Ga naar de inhoud

Juridisch advies over Ecodesign (ESPR)

Als uw bedrijf producten in de handel brengt, is er een grote kans dat u binnenkort te maken krijgt met de nieuwe verordening Ecodesign. In het licht van de Europese Green Deal is namelijk op 18 juli 2024 de verordening inzake ecologisch ontwerp voor duurzame producten (ESPR) in werking getreden. De nieuwe verordening wordt ook wel: ‘Verordening Ecodesign’ genoemd. Naar verwachting worden de eerste regels in april 2025 voor een aantal zogenoemde ‘prioriteit productgroepen’ al van kracht. Er is geen tijd meer te verliezen.
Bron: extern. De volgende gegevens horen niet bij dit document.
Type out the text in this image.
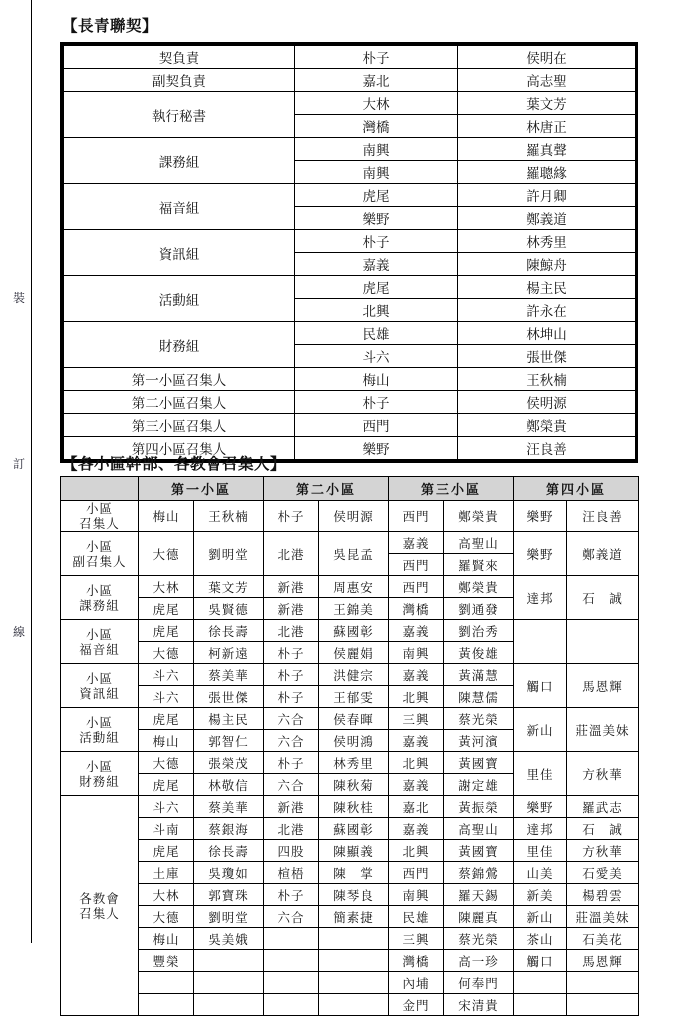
裝
訂
線
【長青聯契】
契負責	朴子	侯明在
副契負責	嘉北	高志聖
執行秘書	大林	葉文芳
	灣橋	林唐正
課務組	南興	羅真聲
	南興	羅聰緣
福音組	虎尾	許月卿
	樂野	鄭義道
資訊組	朴子	林秀里
	嘉義	陳鯨舟
活動組	虎尾	楊主民
	北興	許永在
財務組	民雄	林坤山
	斗六	張世傑
第一小區召集人	梅山	王秋楠
第二小區召集人	朴子	侯明源
第三小區召集人	西門	鄭榮貴
第四小區召集人	樂野	汪良善
【各小區幹部、各教會召集人】
	第一小區		第二小區		第三小區		第四小區	
小區
召集人	梅山	王秋楠	朴子	侯明源	西門	鄭榮貴	樂野	汪良善
小區
副召集人	大德	劉明堂	北港	吳昆孟	嘉義	高聖山	樂野	鄭義道
					西門	羅賢來		
小區
課務組	大林	葉文芳	新港	周惠安	西門	鄭榮貴	達邦	石　誠
	虎尾	吳賢德	新港	王錦美	灣橋	劉通發		
小區
福音組	虎尾	徐長壽	北港	蘇國彰	嘉義	劉治秀		
	大德	柯新遠	朴子	侯麗娟	南興	黃俊雄		
小區
資訊組	斗六	蔡美華	朴子	洪健宗	嘉義	黃滿慧	觸口	馬恩輝
	斗六	張世傑	朴子	王郁雯	北興	陳慧儒		
小區
活動組	虎尾	楊主民	六合	侯春暉	三興	蔡光榮	新山	莊溫美妹
	梅山	郭智仁	六合	侯明鴻	嘉義	黃河濱		
小區
財務組	大德	張榮茂	朴子	林秀里	北興	黃國寶	里佳	方秋華
	虎尾	林敬信	六合	陳秋菊	嘉義	謝定雄		
各教會
召集人	斗六	蔡美華	新港	陳秋桂	嘉北	黃振榮	樂野	羅武志
	斗南	蔡銀海	北港	蘇國彰	嘉義	高聖山	達邦	石　誠
	虎尾	徐長壽	四股	陳顯義	北興	黃國寶	里佳	方秋華
	土庫	吳瓊如	楦梧	陳　掌	西門	蔡錦鶯	山美	石愛美
	大林	郭寶珠	朴子	陳琴良	南興	羅天錫	新美	楊碧雲
	大德	劉明堂	六合	簡素捷	民雄	陳麗真	新山	莊溫美妹
	梅山	吳美娥			三興	蔡光榮	茶山	石美花
	豐榮				灣橋	高一珍	觸口	馬恩輝
					內埔	何奉門		
					金門	宋清貴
De ESPR introduceert aanvullende eisen en minimumnormen voor onder andere duurzaamheid, repareerbaarheid, recycling en vroegtijdige veroudering. Door middel van de ESPR wordt een belangrijke stap gezet in de richting van een betere bescherming van de planeet.

In deze blog vertellen we wat het doel is van de ESPR, voor welke marktspelers de ESPR gaat gelden, wat de belangrijkste aanpassingen zijn ten opzichte van de Richtlijn Ecodesign (2009/125/EG) en wie toezicht houdt op de naleving ervan.

Wat is het doel van de ESPR?

De hiervoor aangehaalde Green Deal brengt verschillende wetgevingsinitiatieven mee, om te bereiken dat Europa tegen 2050 het eerste klimaat neutrale continent is.

Het doel van de ESPR is dan ook ervoor zorgen dat producten geschikt worden gemaakt voor een klimaat neutrale, hulpbronefficiëntie en circulaire economie, waarbij de hoeveelheid afval wordt verminderd. Dit om ervoor te zorgen dat producten in de toekomst milieuvriendelijker en duurzamer worden geproduceerd. Duurzaamheid moet bij bedrijven de norm worden.

De ESPR moet de vroegtijdige veroudering van producten tegengaan, aangezien dergelijke praktijken een negatieve invloed hebben op het milieu in de vorm van meer afval en een groter gebruik van energie en materialen. De vereisten inzake ecologisch ontwerp kunnen deze negatieve effecten verminderen en tegelijkertijd bijdragen tot duurzame consumptie.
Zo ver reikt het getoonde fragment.